Es ist erst zwei Wochen her, da trafen sich die Spitzen der schwarz-gelben Regierung in Berlin, um sich gegenseitig einen kommunikativen Neustart zu versprechen. Doch dass es seither ruhiger geworden wäre um das gebeutelte christlich-liberale Bündnis, das in dieser Woche 100 Tage alt wird, ist nicht zu beobachten.

Der Widerstand kommt dabei zunehmend aus den schwarz-gelb regierten Ländern. Am vergangenen Samstag verblüffte die nordrhein-westfälische Landesregierung mit dem Vorhaben, via Bundesrat die Mehrwertsteuersenkung für Hotels wieder aussetzen zu wollen. Nur drei Tage später hält der hessische Ministerpräsident Roland Koch (CDU) Bundesarbeitsministerin Ursula von der Leyen (CDU) in Sachen Jobcenterreform ein Stoppschild entgegen. Schleswig-Holstein und Niedersachsen signalisieren flugs Zustimmung.
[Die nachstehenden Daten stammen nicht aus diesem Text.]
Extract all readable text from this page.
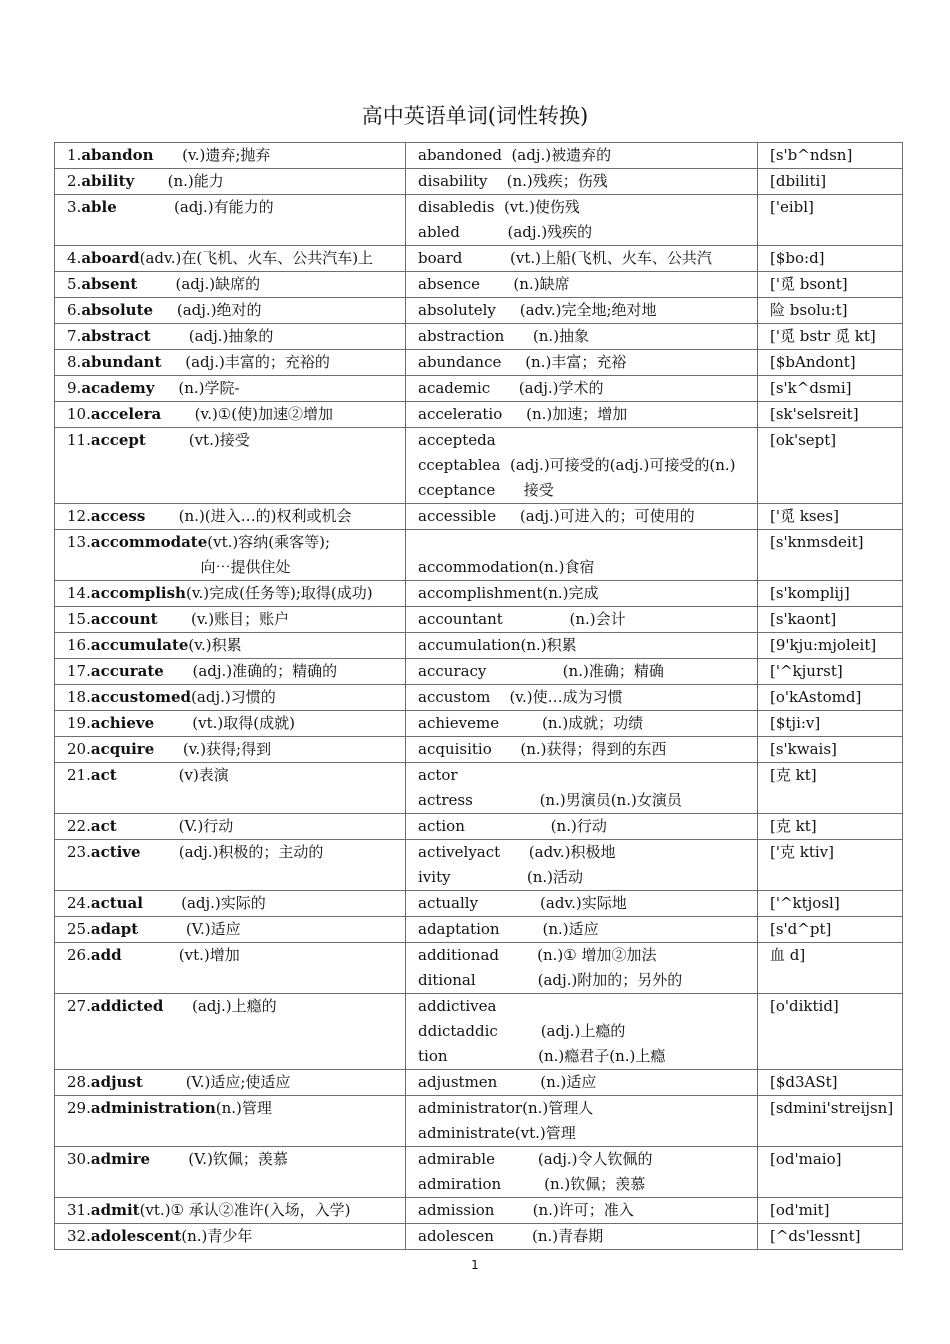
高中英语单词(词性转换)
1.abandon      (v.)遗弃;抛弃	abandoned  (adj.)被遗弃的	[s'b^ndsn]

2.ability       (n.)能力	disability    (n.)残疾；伤残	[dbiliti]

3.able            (adj.)有能力的	disabledis  (vt.)使伤残
abled          (adj.)残疾的	['eibl]

4.aboard(adv.)在(飞机、火车、公共汽车)上	board          (vt.)上船(飞机、火车、公共汽	[$bo:d]

5.absent        (adj.)缺席的	absence       (n.)缺席	['觅 bsont]

6.absolute     (adj.)绝对的	absolutely     (adv.)完全地;绝对地	险 bsolu:t]

7.abstract        (adj.)抽象的	abstraction      (n.)抽象	['觅 bstr 觅 kt]

8.abundant     (adj.)丰富的；充裕的	abundance     (n.)丰富；充裕	[$bAndont]

9.academy     (n.)学院-	academic      (adj.)学术的	[s'k^dsmi]

10.accelera       (v.)①(使)加速②增加	acceleratio     (n.)加速；增加	[sk'selsreit]

11.accept         (vt.)接受	accepteda
cceptablea  (adj.)可接受的(adj.)可接受的(n.)
cceptance      接受	[ok'sept]

12.access       (n.)(进入…的)权利或机会	accessible     (adj.)可进入的；可使用的	['觅 kses]

13.accommodate(vt.)容纳(乘客等);
向⋯提供住处	accommodation(n.)食宿	[s'knmsdeit]

14.accomplish(v.)完成(任务等);取得(成功)	accomplishment(n.)完成	[s'komplij]

15.account       (v.)账目；账户	accountant              (n.)会计	[s'kaont]

16.accumulate(v.)积累	accumulation(n.)积累	[9'kju:mjoleit]

17.accurate      (adj.)准确的；精确的	accuracy                (n.)准确；精确	['^kjurst]

18.accustomed(adj.)习惯的	accustom    (v.)使…成为习惯	[o'kAstomd]

19.achieve        (vt.)取得(成就)	achieveme         (n.)成就；功绩	[$tji:v]

20.acquire      (v.)获得;得到	acquisitio      (n.)获得；得到的东西	[s'kwais]

21.act             (v)表演	actor
actress              (n.)男演员(n.)女演员	[克 kt]

22.act             (V.)行动	action                  (n.)行动	[克 kt]

23.active        (adj.)积极的；主动的	activelyact      (adv.)积极地
ivity                (n.)活动	['克 ktiv]

24.actual        (adj.)实际的	actually             (adv.)实际地	['^ktjosl]

25.adapt          (V.)适应	adaptation         (n.)适应	[s'd^pt]

26.add            (vt.)增加	additionad        (n.)① 增加②加法
ditional             (adj.)附加的；另外的	血 d]

27.addicted      (adj.)上瘾的	addictivea
ddictaddic         (adj.)上瘾的
tion                   (n.)瘾君子(n.)上瘾	[o'diktid]

28.adjust         (V.)适应;使适应	adjustmen         (n.)适应	[$d3ASt]

29.administration(n.)管理	administrator(n.)管理人
administrate(vt.)管理	[sdmini'streijsn]

30.admire        (V.)钦佩；羡慕	admirable         (adj.)令人钦佩的
admiration         (n.)钦佩；羡慕	[od'maio]

31.admit(vt.)① 承认②准许(入场，入学)	admission        (n.)许可；准入	[od'mit]

32.adolescent(n.)青少年	adolescen        (n.)青春期	[^ds'lessnt]
1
In der Sache handelt es sich dabei um sehr verschiedene Vorgänge, und doch gibt es Ähnlichkeiten. Denn Roland Koch hat gute Gründe anzunehmen, dass die von der Bundesarbeitsministerin geplante Jobcenter-Reform ein ähnlicher Rohrkrepierer werden könnte wie die Mehrwertsteuersenkung für Hotels. Und offensichtlich ist Koch nicht länger bereit, aus Parteiräson weiter stillzuhalten und dann irgendwann eine Reform verteidigen zu müssen, die das Zeug hat, die Bürger gegen Schwarz-Gelb aufzubringen. Anders als der nordrhein-westfälischen Regierung kann man Koch immerhin zugute halten, dass er sich in ein laufendes Gesetzesvorhaben einbringt und nicht ein abgeschlossenes torpediert.

Argumente, die Jobcenterreform, so wie sie bisher von Ursula von der Leyen geplant war, abzulehnen, gibt es jedenfalls viele.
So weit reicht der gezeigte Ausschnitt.